Bil’s rating (out of 5): BBB.
USA, 1936. Metro-Goldwyn-Mayer. Screenplay by John Lee Mahin, Manuel Seff, Gladys Hurlbut, from the story by Alan Green, Julian Brodie. Cinematography by Oliver T. Marsh. Produced by Joseph L. Mankiewicz. Music by Franz Waxman. Production Design by Cedric Gibbons. Costume Design by Adrian. Film Editing by Frank Sullivan.

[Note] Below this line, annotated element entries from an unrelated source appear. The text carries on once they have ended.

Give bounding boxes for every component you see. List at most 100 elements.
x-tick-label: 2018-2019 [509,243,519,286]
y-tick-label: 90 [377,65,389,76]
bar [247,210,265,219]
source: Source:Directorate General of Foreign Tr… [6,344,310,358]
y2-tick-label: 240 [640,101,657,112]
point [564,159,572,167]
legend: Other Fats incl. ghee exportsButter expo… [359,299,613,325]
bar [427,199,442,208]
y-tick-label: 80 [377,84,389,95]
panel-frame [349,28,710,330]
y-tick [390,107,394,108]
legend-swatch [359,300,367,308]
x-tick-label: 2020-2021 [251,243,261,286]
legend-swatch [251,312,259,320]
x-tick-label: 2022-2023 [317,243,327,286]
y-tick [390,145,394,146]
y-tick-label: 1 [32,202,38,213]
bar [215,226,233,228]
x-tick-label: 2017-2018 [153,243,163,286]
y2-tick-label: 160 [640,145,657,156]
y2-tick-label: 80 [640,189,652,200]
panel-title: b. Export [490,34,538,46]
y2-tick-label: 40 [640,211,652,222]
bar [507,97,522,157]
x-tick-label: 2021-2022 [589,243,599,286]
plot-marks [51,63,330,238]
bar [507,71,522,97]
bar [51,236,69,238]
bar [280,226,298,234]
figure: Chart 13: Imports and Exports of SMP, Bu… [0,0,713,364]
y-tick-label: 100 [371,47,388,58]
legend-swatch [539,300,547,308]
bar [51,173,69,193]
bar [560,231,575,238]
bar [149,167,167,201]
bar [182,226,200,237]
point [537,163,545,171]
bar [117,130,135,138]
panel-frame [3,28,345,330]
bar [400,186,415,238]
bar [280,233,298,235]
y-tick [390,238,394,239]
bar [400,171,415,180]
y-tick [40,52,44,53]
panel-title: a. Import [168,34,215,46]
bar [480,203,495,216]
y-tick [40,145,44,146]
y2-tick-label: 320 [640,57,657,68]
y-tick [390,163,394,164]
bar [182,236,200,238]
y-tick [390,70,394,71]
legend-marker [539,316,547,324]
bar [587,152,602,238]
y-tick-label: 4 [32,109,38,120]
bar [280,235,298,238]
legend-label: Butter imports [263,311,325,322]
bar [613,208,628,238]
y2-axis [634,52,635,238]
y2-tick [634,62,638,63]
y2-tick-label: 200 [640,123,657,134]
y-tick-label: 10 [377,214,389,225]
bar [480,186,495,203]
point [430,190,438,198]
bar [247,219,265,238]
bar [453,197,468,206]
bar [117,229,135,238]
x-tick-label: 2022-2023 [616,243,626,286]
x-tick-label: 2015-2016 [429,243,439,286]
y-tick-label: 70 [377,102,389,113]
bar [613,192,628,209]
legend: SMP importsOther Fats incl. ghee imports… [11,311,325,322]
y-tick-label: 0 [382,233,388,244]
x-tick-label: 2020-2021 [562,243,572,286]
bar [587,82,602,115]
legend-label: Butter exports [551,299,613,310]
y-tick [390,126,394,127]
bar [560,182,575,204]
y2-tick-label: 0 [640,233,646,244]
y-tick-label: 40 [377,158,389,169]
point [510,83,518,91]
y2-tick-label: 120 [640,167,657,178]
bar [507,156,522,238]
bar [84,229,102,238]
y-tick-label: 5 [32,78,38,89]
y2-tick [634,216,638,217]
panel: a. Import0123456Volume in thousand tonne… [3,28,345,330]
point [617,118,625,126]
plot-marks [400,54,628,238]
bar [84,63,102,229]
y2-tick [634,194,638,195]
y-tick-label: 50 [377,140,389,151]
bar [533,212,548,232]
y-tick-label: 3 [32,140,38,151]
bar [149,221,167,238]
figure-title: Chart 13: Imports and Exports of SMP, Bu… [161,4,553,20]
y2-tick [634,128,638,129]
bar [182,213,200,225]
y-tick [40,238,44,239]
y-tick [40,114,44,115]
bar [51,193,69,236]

Shamelessly stealing plot elements from It Happened One Night while trying to one-up them with an incongruous (though diverting) subplot involving dangerous spies, this one features Clark Gable once again as a shady reporter chasing a runaway bride. He and fellow newspaper man Franchot Tone are frenemies always looking to outdo each other on the job, so after Gable espies American society heiress Joan Crawford stealing away from her impending wedding to a European prince, he gets in good with her by lying about his actual profession. The two of them manage to escape incognito from her hotel by taking the identities (and eventually the airplane) of two German(ish) tourists that they don’t realize are in possession of stolen government documents. If you can believe the preposterous notion that someone can just teach themselves to fly a plane that quickly, and then survives a devastating crash landing with barely a scratch, you’ll enjoy the caper as this romantic twosome make it to France and cross the country on train and foot, outrunning the enemy while Gable has to constantly keep Tone from getting the scoop on him. Not surprisingly, the pair find a mutual affection while pulling off such capers, but their realistic, sweaty chemistry is somewhat odds with the flavour of cartoon comedy that the film is selling, including such antics as looking out the airplane window to see if the ground matches the colour on their map, or sneaking into the museum of Marie Antoinette’s boudoir to have a dance party before catching forty winks. As a result its more excessive come off more as implausible than imaginative, even by the standards of Hollywood screwball romances of the time, but at its most shallow this is still an undeniably diverting film that makes a great case for Crawford’s possible alternate career in comedies.